The Lords, from a Government point of view, is ill-disciplined. Under Clegg’s proposals the “senators” would pass through the same sieve of party selection as MPs, guaranteeing the eradication of all mavericks, independents and people of principle, producing lobby fodder entrenched for 15 years. Where is the accountability in a 15-year mandate – longer than many life peers survive to sit – especially when they would not be allowed to stand again? A once-in-a-lifetime encounter with the voters, then you can defy their wishes ever after – it could be a template for a politician-friendly House of Commons.

Of course it could all go pear-shaped for the “reformers”. A senator with 200,000 constituents will inevitably consider his mandate superior to an MP with 70,000. The new chamber could oust the Commons; there is no statutory entrenchment which could prevent that happening. As Lord Reid said last week, the political dynamic is irresistible. It is likely the Commons is doing to itself what Labour did to its prospects by embracing devolution. A Senate boasting an electoral mandate could bulldoze its way to power as a legislative force, at the expense of the Commons – which would be amusing to watch. The one good thing about revolutions is watching Girondins being guillotined.

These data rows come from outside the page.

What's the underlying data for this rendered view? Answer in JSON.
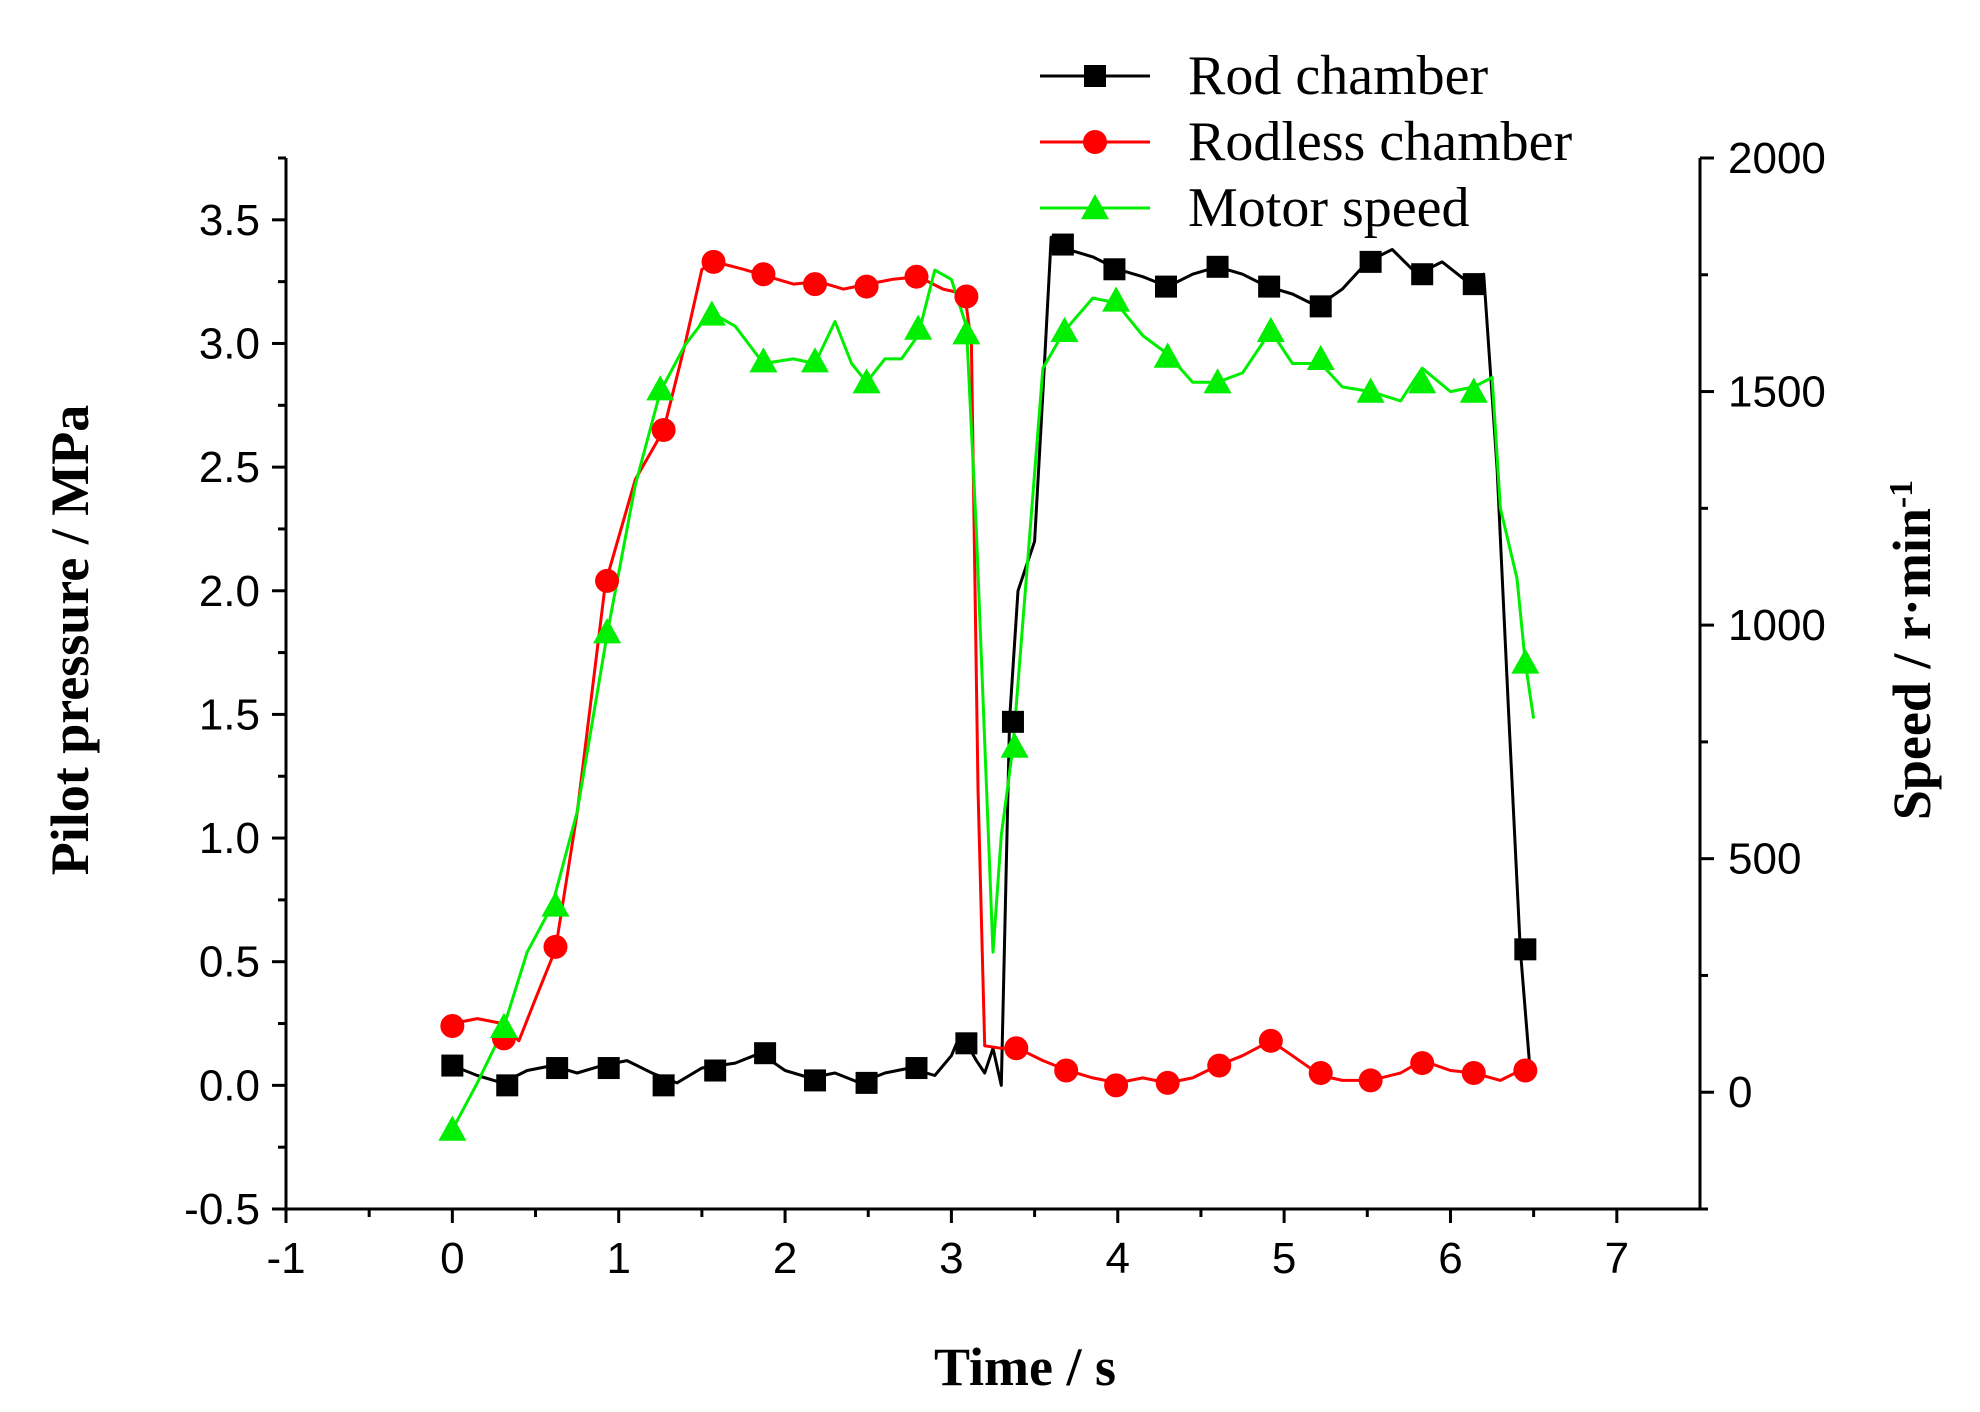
{
  "chart_data": {
    "type": "line",
    "title": "",
    "xlabel": "Time / s",
    "ylabel_left": "Pilot pressure  / MPa",
    "ylabel_right": "Speed  / r·min",
    "ylabel_right_superscript": "-1",
    "xlim": [
      -1,
      7.5
    ],
    "ylim_left": [
      -0.5,
      3.75
    ],
    "ylim_right": [
      -250,
      2000
    ],
    "x_ticks": [
      "-1",
      "0",
      "1",
      "2",
      "3",
      "4",
      "5",
      "6",
      "7"
    ],
    "y_left_ticks": [
      "-0.5",
      "0.0",
      "0.5",
      "1.0",
      "1.5",
      "2.0",
      "2.5",
      "3.0",
      "3.5"
    ],
    "y_right_ticks": [
      "0",
      "500",
      "1000",
      "1500",
      "2000"
    ],
    "legend_position": "top-right",
    "series": [
      {
        "name": "Rod chamber",
        "axis": "left",
        "color": "#000000",
        "marker": "square",
        "x": [
          0,
          0.15,
          0.3,
          0.45,
          0.6,
          0.75,
          0.9,
          1.05,
          1.2,
          1.35,
          1.5,
          1.7,
          1.85,
          2.0,
          2.15,
          2.3,
          2.45,
          2.6,
          2.75,
          2.9,
          3.0,
          3.05,
          3.1,
          3.15,
          3.2,
          3.25,
          3.3,
          3.35,
          3.4,
          3.45,
          3.5,
          3.55,
          3.6,
          3.7,
          3.85,
          4.0,
          4.15,
          4.3,
          4.45,
          4.6,
          4.75,
          4.9,
          5.05,
          5.2,
          5.35,
          5.5,
          5.65,
          5.8,
          5.95,
          6.1,
          6.2,
          6.28,
          6.35,
          6.42,
          6.48
        ],
        "values": [
          0.08,
          0.04,
          0.01,
          0.06,
          0.08,
          0.05,
          0.08,
          0.1,
          0.05,
          0.01,
          0.07,
          0.09,
          0.13,
          0.06,
          0.03,
          0.05,
          0.01,
          0.05,
          0.07,
          0.04,
          0.12,
          0.2,
          0.16,
          0.1,
          0.05,
          0.15,
          0.0,
          1.48,
          2.0,
          2.1,
          2.2,
          2.8,
          3.43,
          3.38,
          3.35,
          3.3,
          3.27,
          3.23,
          3.28,
          3.31,
          3.28,
          3.23,
          3.2,
          3.15,
          3.22,
          3.33,
          3.38,
          3.28,
          3.33,
          3.25,
          3.28,
          2.5,
          1.5,
          0.55,
          0.05
        ],
        "marker_x": [
          0.0,
          0.33,
          0.63,
          0.94,
          1.27,
          1.58,
          1.88,
          2.18,
          2.49,
          2.79,
          3.09,
          3.37,
          3.67,
          3.98,
          4.29,
          4.6,
          4.91,
          5.22,
          5.52,
          5.83,
          6.14,
          6.45
        ],
        "marker_values": [
          0.08,
          0.0,
          0.07,
          0.07,
          0.0,
          0.06,
          0.13,
          0.02,
          0.01,
          0.07,
          0.17,
          1.47,
          3.4,
          3.3,
          3.23,
          3.31,
          3.23,
          3.15,
          3.33,
          3.28,
          3.24,
          0.55
        ]
      },
      {
        "name": "Rodless chamber",
        "axis": "left",
        "color": "#ff0000",
        "marker": "circle",
        "x": [
          0,
          0.15,
          0.3,
          0.4,
          0.5,
          0.62,
          0.75,
          0.92,
          1.1,
          1.27,
          1.4,
          1.5,
          1.58,
          1.75,
          1.9,
          2.05,
          2.2,
          2.35,
          2.5,
          2.65,
          2.8,
          2.95,
          3.08,
          3.12,
          3.16,
          3.2,
          3.3,
          3.4,
          3.55,
          3.7,
          3.85,
          4.0,
          4.15,
          4.3,
          4.45,
          4.6,
          4.75,
          4.92,
          5.05,
          5.22,
          5.35,
          5.52,
          5.7,
          5.83,
          6.0,
          6.14,
          6.3,
          6.45
        ],
        "values": [
          0.25,
          0.27,
          0.25,
          0.18,
          0.35,
          0.55,
          1.1,
          2.03,
          2.45,
          2.65,
          3.0,
          3.3,
          3.33,
          3.3,
          3.27,
          3.24,
          3.25,
          3.22,
          3.24,
          3.26,
          3.27,
          3.22,
          3.2,
          3.0,
          1.2,
          0.16,
          0.15,
          0.15,
          0.1,
          0.06,
          0.03,
          0.01,
          0.03,
          0.01,
          0.03,
          0.08,
          0.12,
          0.18,
          0.12,
          0.04,
          0.02,
          0.02,
          0.05,
          0.1,
          0.06,
          0.05,
          0.02,
          0.07
        ],
        "marker_x": [
          0.0,
          0.31,
          0.62,
          0.93,
          1.27,
          1.57,
          1.87,
          2.18,
          2.49,
          2.79,
          3.09,
          3.39,
          3.69,
          3.99,
          4.3,
          4.61,
          4.92,
          5.22,
          5.52,
          5.83,
          6.14,
          6.45
        ],
        "marker_values": [
          0.24,
          0.19,
          0.56,
          2.04,
          2.65,
          3.33,
          3.28,
          3.24,
          3.23,
          3.27,
          3.19,
          0.15,
          0.06,
          0.0,
          0.01,
          0.08,
          0.18,
          0.05,
          0.02,
          0.09,
          0.05,
          0.06
        ]
      },
      {
        "name": "Motor speed",
        "axis": "right",
        "color": "#00ee00",
        "marker": "triangle",
        "x": [
          0,
          0.15,
          0.3,
          0.45,
          0.6,
          0.75,
          0.93,
          1.1,
          1.25,
          1.4,
          1.55,
          1.7,
          1.87,
          2.05,
          2.18,
          2.3,
          2.4,
          2.49,
          2.6,
          2.7,
          2.8,
          2.9,
          3.0,
          3.09,
          3.15,
          3.25,
          3.3,
          3.37,
          3.45,
          3.55,
          3.68,
          3.85,
          3.99,
          4.15,
          4.3,
          4.45,
          4.6,
          4.75,
          4.92,
          5.05,
          5.22,
          5.35,
          5.52,
          5.7,
          5.83,
          6.0,
          6.14,
          6.25,
          6.3,
          6.4,
          6.45,
          6.5
        ],
        "values": [
          -80,
          20,
          130,
          300,
          400,
          600,
          980,
          1300,
          1500,
          1600,
          1670,
          1640,
          1560,
          1570,
          1560,
          1650,
          1560,
          1520,
          1570,
          1570,
          1620,
          1760,
          1740,
          1640,
          1200,
          300,
          550,
          740,
          1100,
          1550,
          1630,
          1700,
          1690,
          1620,
          1580,
          1520,
          1520,
          1540,
          1630,
          1560,
          1560,
          1510,
          1500,
          1480,
          1550,
          1500,
          1510,
          1530,
          1250,
          1100,
          920,
          800
        ],
        "marker_x": [
          0.0,
          0.31,
          0.62,
          0.93,
          1.25,
          1.56,
          1.87,
          2.18,
          2.49,
          2.8,
          3.09,
          3.38,
          3.68,
          3.99,
          4.3,
          4.6,
          4.92,
          5.22,
          5.52,
          5.83,
          6.14,
          6.45
        ],
        "marker_values": [
          -80,
          140,
          400,
          985,
          1505,
          1665,
          1565,
          1565,
          1520,
          1635,
          1625,
          740,
          1630,
          1695,
          1575,
          1520,
          1630,
          1570,
          1500,
          1520,
          1500,
          920
        ]
      }
    ]
  }
}
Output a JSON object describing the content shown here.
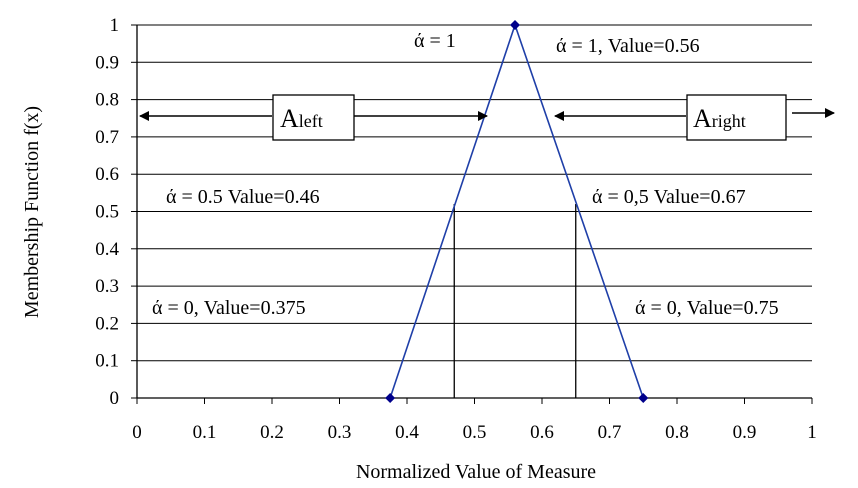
{
  "chart_data": {
    "type": "line",
    "xlabel": "Normalized Value of Measure",
    "ylabel": "Membership Function f(x)",
    "xlim": [
      0,
      1
    ],
    "ylim": [
      0,
      1
    ],
    "x_ticks": [
      "0",
      "0.1",
      "0.2",
      "0.3",
      "0.4",
      "0.5",
      "0.6",
      "0.7",
      "0.8",
      "0.9",
      "1"
    ],
    "y_ticks": [
      "0",
      "0.1",
      "0.2",
      "0.3",
      "0.4",
      "0.5",
      "0.6",
      "0.7",
      "0.8",
      "0.9",
      "1"
    ],
    "grid": "horizontal",
    "series": [
      {
        "x": [
          0.375,
          0.56,
          0.75
        ],
        "y": [
          0,
          1,
          0
        ],
        "color": "#1f3fa8",
        "marker": "diamond",
        "marker_color": "#00008b"
      }
    ],
    "vertical_lines": [
      {
        "x": 0.47,
        "y": 0.52
      },
      {
        "x": 0.65,
        "y": 0.52
      }
    ],
    "annotations": {
      "alpha1": "ά = 1",
      "alpha1_value": "ά = 1, Value=0.56",
      "alpha05_left": "ά = 0.5 Value=0.46",
      "alpha05_right": "ά = 0,5 Value=0.67",
      "alpha0_left": "ά = 0, Value=0.375",
      "alpha0_right": "ά = 0, Value=0.75"
    },
    "left_box": {
      "main": "A",
      "sub": "left"
    },
    "right_box": {
      "main": "A",
      "sub": "right"
    }
  }
}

Since the fatal regime of the Great Charlatan Blair there has been an irresponsible tendency to regard the constitution as a train set to be played with. The present mixed composition of the House of Lords embodies a principle extolled by philosophers from Aristotle to Edmund Burke. The aesthetics of the constitution are important too. The ermine and pomp reflect the evolutionary character of our constitution: to destroy it would be an act of national deracination. The dignified part of the constitution, in Bagehot’s terms, makes an important contribution to the continuity and stability of the nation. It is not broken and should not be mended.